Сервас кивнул главе аббатства, не отрывая взгляда от картины. Аббатство уже погрузилось в темноту, только несколько свечек еще горели, распространяя вокруг запах воска. Вверху своды центрального нефа терялись во мраке, поднимаясь к неясным очертаниям каменных колонн, туда, где в головокружительной высоте, вдали от людей и близко к Богу, они надеялись ощутить Его присутствие. Удавалось им или нет? Эта темнота и тишина заставляли каждого вглядеться в себя и в свое одиночество. И осознавать, что все мы – не более чем атомы, короткие всплески энергии, которые быстро погаснут в вечном безмолвии.
Вернувшись в аббатство, Сервас понял, что спать совсем не хочет, и, поговорив с Леа и Венсаном, решил осмотреть аббатство: ведь пока у него не было ни минуты, чтобы полюбоваться его внутренним убранством.

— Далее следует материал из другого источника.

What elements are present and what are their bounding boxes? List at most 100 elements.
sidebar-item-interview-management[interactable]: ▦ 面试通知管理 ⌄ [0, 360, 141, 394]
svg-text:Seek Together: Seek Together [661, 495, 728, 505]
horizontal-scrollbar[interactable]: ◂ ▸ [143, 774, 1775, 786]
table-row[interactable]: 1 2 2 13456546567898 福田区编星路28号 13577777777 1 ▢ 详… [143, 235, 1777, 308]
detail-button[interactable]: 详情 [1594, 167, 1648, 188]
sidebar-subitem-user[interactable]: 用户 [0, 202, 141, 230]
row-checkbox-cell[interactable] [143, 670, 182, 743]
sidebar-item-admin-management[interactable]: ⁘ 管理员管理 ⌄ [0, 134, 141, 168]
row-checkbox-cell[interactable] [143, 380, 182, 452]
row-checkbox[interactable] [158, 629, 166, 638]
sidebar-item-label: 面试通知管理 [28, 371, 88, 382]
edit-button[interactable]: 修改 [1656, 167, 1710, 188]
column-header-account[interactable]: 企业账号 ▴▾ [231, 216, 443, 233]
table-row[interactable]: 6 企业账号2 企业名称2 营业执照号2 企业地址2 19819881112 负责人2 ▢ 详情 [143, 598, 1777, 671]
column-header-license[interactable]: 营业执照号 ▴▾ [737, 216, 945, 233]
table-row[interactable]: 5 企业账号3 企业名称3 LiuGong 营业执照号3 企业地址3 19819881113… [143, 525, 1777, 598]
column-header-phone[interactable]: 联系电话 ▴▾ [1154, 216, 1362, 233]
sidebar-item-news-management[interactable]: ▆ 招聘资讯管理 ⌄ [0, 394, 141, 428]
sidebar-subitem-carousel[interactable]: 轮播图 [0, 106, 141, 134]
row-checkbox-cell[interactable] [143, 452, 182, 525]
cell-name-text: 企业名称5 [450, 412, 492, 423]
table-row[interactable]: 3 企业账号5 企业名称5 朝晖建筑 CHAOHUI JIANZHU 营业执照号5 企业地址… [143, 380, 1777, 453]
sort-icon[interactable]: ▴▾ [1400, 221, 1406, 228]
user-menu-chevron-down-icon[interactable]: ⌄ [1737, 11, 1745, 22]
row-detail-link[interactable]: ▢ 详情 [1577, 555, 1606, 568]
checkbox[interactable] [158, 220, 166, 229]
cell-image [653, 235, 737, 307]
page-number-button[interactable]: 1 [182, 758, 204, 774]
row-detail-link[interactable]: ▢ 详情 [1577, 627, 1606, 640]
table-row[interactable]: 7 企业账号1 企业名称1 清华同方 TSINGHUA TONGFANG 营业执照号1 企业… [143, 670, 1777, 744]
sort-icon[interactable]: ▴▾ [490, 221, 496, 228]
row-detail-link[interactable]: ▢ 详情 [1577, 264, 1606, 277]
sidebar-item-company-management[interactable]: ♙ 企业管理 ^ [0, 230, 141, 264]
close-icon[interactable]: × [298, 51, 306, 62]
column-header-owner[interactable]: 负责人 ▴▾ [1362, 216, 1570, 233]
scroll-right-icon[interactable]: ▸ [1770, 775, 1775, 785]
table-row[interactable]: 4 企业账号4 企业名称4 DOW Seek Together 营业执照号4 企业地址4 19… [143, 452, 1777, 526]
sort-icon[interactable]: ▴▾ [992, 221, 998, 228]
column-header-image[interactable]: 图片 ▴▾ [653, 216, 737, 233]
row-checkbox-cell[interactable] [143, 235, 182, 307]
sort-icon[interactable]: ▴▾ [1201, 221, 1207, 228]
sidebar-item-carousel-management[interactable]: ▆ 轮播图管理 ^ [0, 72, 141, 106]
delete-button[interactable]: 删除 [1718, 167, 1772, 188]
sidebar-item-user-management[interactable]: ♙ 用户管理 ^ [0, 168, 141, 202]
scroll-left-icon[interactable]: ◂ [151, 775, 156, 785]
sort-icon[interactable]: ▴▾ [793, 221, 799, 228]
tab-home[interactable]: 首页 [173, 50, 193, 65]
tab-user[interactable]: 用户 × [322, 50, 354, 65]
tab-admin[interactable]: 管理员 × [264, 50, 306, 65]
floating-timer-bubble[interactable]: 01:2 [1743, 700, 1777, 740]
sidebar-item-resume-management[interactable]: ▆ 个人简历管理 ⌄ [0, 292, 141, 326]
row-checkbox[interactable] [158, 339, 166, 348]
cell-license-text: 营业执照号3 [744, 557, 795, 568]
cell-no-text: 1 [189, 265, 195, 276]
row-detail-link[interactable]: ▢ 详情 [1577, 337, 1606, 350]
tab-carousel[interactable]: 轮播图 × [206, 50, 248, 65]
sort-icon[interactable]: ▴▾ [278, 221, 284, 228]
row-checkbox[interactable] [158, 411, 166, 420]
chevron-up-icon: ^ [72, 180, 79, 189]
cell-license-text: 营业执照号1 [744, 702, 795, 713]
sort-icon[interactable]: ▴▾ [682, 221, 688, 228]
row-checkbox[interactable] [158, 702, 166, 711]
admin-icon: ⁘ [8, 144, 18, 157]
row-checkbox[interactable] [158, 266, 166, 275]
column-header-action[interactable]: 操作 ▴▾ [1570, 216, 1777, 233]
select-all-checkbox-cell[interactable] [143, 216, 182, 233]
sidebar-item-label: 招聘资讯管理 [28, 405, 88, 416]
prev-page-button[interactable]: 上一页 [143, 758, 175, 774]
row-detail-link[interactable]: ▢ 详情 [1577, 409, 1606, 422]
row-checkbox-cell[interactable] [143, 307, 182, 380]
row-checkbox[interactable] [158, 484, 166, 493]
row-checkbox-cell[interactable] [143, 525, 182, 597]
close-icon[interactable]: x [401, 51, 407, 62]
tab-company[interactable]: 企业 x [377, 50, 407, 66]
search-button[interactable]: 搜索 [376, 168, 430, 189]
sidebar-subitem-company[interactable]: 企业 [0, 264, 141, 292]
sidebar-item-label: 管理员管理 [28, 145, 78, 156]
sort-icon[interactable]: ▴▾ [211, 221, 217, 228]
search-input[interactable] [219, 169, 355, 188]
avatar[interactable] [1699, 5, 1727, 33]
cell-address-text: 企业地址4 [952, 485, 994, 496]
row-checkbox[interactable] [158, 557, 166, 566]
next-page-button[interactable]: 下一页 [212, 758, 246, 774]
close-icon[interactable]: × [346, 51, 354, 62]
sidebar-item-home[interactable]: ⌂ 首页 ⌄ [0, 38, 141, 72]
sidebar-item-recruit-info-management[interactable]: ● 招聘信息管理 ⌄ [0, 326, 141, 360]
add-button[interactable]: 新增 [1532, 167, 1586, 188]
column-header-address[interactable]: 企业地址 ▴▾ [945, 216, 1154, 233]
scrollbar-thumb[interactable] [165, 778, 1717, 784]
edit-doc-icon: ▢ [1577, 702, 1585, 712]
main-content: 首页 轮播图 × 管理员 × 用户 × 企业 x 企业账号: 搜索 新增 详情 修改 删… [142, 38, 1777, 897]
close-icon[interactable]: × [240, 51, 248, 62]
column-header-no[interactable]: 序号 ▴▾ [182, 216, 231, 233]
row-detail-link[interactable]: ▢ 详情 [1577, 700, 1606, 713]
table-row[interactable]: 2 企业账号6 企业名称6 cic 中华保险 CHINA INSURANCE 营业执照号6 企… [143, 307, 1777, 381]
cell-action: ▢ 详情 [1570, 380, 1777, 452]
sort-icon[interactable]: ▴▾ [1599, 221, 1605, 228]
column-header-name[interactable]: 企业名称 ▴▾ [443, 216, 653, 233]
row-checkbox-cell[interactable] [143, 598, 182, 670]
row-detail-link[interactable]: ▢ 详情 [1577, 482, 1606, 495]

– Эти «пляски смерти», – продолжал аббат, – были задуманы как предупреждение власть имущим и как источник надежды для бедняков. И еще как призыв вести жизнь ответственную и благочестивую. Есть еще «Vado mori», «Иду к смерти», стихотворения на латыни, в которых люди той эпохи сетуют на то, что должны вскоре умереть. Когда я сегодня вижу на телеэкране стареющих знаменитостей, у которых и во взглядах, и в речах сквозит страх скорой смерти, я всегда думаю о «Vado mori».
Значит, у отца Адриэля тоже есть телевизор.
– А что вы скажете насчет чашечки травяного отвара от нашего аптекаря? Пойдемте со мной, у меня в кабинете есть все необходимое.
Сервас двинулся вслед за ним. Они вышли из церкви, прошли по одной из галерей внутреннего двора и поднялись по лестнице на вторую галерею, которая нависала над двором и смотрела на высокую восьмиугольную башню, освещенную луной.
На дубовом столе уже дымились две фарфоровые чашки. По-видимому, аббат не предполагал, что гость может отказаться от целебного отвара.
– Отвар из липового цвета, цветов апельсина и лаванды, – сказал аббат. – Приготовлен по рецепту, который наш брат держит в строгой тайне.
– Благодарю вас, – сказал Сервас, тяжело опустившись на стул с высокой спинкой.
Он поднес напиток к губам: вкус был даже приятный.
– Я только что узнал, что подруга моей приятельницы тяжело и неизлечимо больна, – сказал он вдруг. – А нынче утром я видел труп совсем молодого парня, убитого чудовищным способом. Еще одна из моих приятельниц работает в детской больнице, где лечат детей со страшными диагнозами. Как, по вашему мнению, отец мой, Господь оправдывает подобные ужасы?
Аббат долго и пристально на него глядел, не отводя глаз. Наверное, спрашивал себя, в каком диком лесу родился этот сыщик с такими крамольными взглядами, чуждыми служителю культа.
– Да, – произнес он. – Так называемые теодицеи, то есть рациональные теологии, пытаются объяснить видимые противоречия между существованием Бога и существованием Зла. Но поскольку сказано, что Бог вездесущ и благ, то как тогда может существовать Зло?
Глаза аббата сверкнули, в их черных зрачках на миг отразился свет настольной лампы.